Here's the basic details of the persistant class:
public class CmsPage
{
public virtual int? Id { get; set; }
public virtual string Title { get; set; }
public virtual void Update()
{
using (ISession session = NHibernateHelper.OpenSession())
{
using (ITransaction transaction = session.BeginTransaction())
{
session.Update(this);
transaction.Commit();
}
}
}
// Note: static and non-virtual and yet it will not cause a problem for Nhibernate
public static IEnumerable<CmsPage> GetList()
{
IList<CmsPage> pageList;
using (ISession session = NHibernateHelper.OpenSession())
{
string hql = "from CmsPage p";
pageList = session.CreateQuery(hql)
.List<CmsPage>();
}
return pageList;
}
}
So my question is why is it ok to use a static method in the persistent domain class when the documentation seems to say it's not?
Please answer from NHibernate's point of view not an OO design point of view; I don't want to get into an OOD/OOP debate if it can be avoided please.
The documentation says: "NHibernate works best if these classes follow some simple rules, ..." It doesn't say it won't work (clearly it does work).
So, really, the discussion boils down to an OO issue.
Actually this applies only to properties. Methods are not persisted, so proxies and lazy-loading does not apply. Ideally you should separate data access (the static methods in your case) from the domain object. But you are correct to point this out, maybe the documentation should have been clearer.
In conclusion your class is perfectly fine but it could be even better if you separated the concerns.

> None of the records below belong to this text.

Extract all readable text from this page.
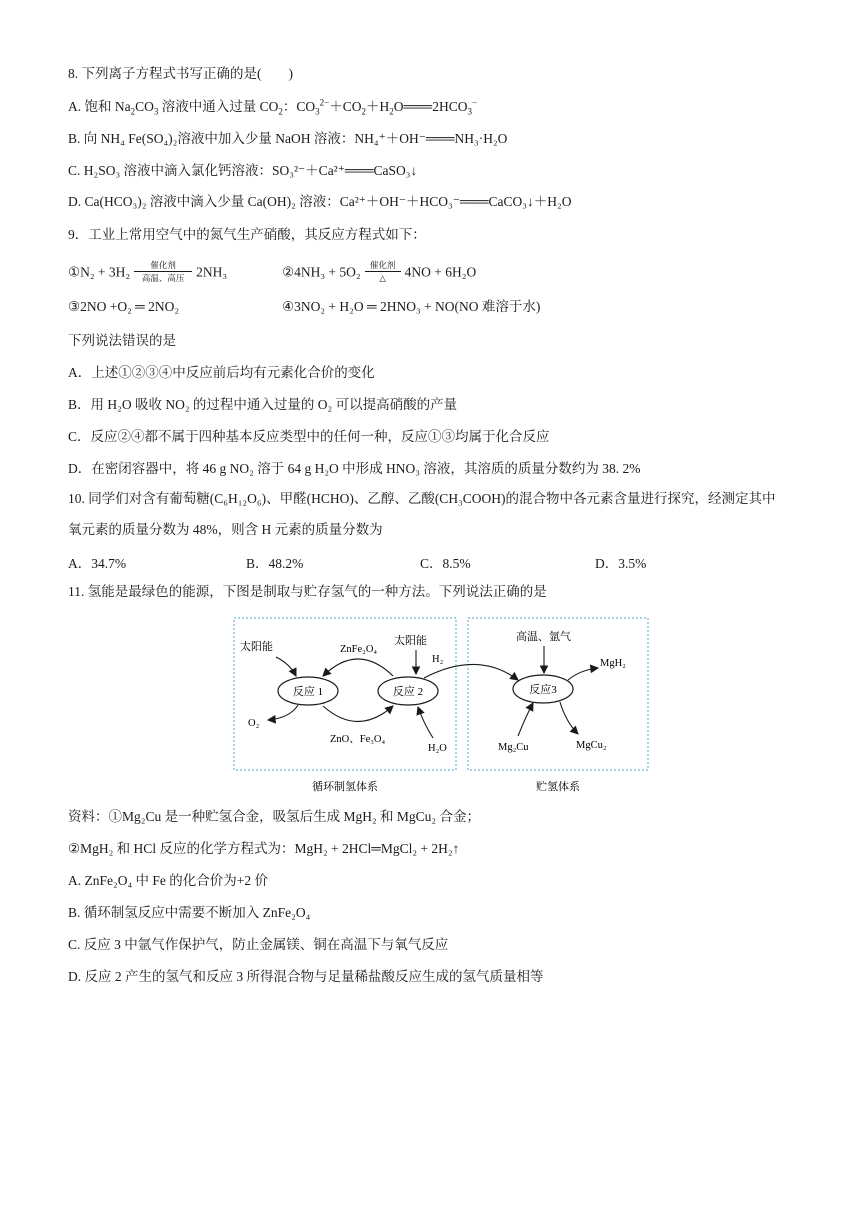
8. 下列离子方程式书写正确的是(　　)
A. 饱和 $Na_2CO_3$ 溶液中通入过量 $CO_2$：$CO_3^{2-}+CO_2+H_2O═══2HCO_3^-$
B. 向 NH₄ Fe(SO₄)₂溶液中加入少量 NaOH 溶液：NH₄⁺＋OH⁻═══NH₃·H₂O
C. H₂SO₃ 溶液中滴入氯化钙溶液：SO₃²⁻＋Ca²⁺═══CaSO₃↓
D. Ca(HCO₃)₂ 溶液中滴入少量 Ca(OH)₂ 溶液：Ca²⁺＋OH⁻＋HCO₃⁻═══CaCO₃↓＋H₂O
9．工业上常用空气中的氮气生产硝酸，其反应方程式如下：
①N₂ + $3H_2 \frac{\text{催化剂}}{\text{高温、高压}} 2NH_3$	②4NH₃ + $5O_2 \frac{\text{催化剂}}{\triangle} 4NO + 6H_2O$
③2NO +O₂ ═ 2NO₂	④3NO₂ + H₂O ═ 2HNO₃ + NO(NO 难溶于水)
下列说法错误的是
A．上述①②③④中反应前后均有元素化合价的变化
B．用 H₂O 吸收 NO₂ 的过程中通入过量的 O₂ 可以提高硝酸的产量
C．反应②④都不属于四种基本反应类型中的任何一种，反应①③均属于化合反应
D．在密闭容器中，将 46 g NO₂ 溶于 64 g H₂O 中形成 HNO₃ 溶液，其溶质的质量分数约为 38. 2%
10. 同学们对含有葡萄糖(C₆H₁₂O₆)、甲醛(HCHO)、乙醇、乙酸(CH₃COOH)的混合物中各元素含量进行探究，经测定其中
氧元素的质量分数为 48%，则含 H 元素的质量分数为
A．34.7%	B．48.2%	C．8.5%	D．3.5%
11. 氢能是最绿色的能源，下图是制取与贮存氢气的一种方法。下列说法正确的是
反应 1	反应 2	反应3
太阳能	ZnFe₂O₄
太阳能
H₂
O₂
ZnO、Fe₃O₄
H₂O
高温、氩气
MgH₂
Mg₂Cu	MgCu₂
循环制氢体系	贮氢体系
资料：①Mg₂Cu 是一种贮氢合金，吸氢后生成 MgH₂ 和 MgCu₂ 合金；
②MgH₂ 和 HCl 反应的化学方程式为：MgH₂ + 2HCl═MgCl₂ + 2H₂↑
A. ZnFe₂O₄ 中 Fe 的化合价为+2 价
B. 循环制氢反应中需要不断加入 ZnFe₂O₄
C. 反应 3 中氩气作保护气，防止金属镁、铜在高温下与氧气反应
D. 反应 2 产生的氢气和反应 3 所得混合物与足量稀盐酸反应生成的氢气质量相等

NHibernate needs all your properties to be virtual because it carries out its lazy-loading magic by making proxies of your objects that override everything. So when you write this code:
class Foo {
public virtual Foo[] Neighbors { get; set; }
}
NHibernate secretly generates classes like:
class NHProxy03450843275 : Foo {
public virtual Foo[] Neighbors { /* Godawful lazy-loading magic goes here */ }
}
Actually it's worse than that, but this gives you the idea. Anyway, static methods aren't bound to particular instances of a class, so NH doesn't need proxies to deal with them. Thus they can be non-virtual.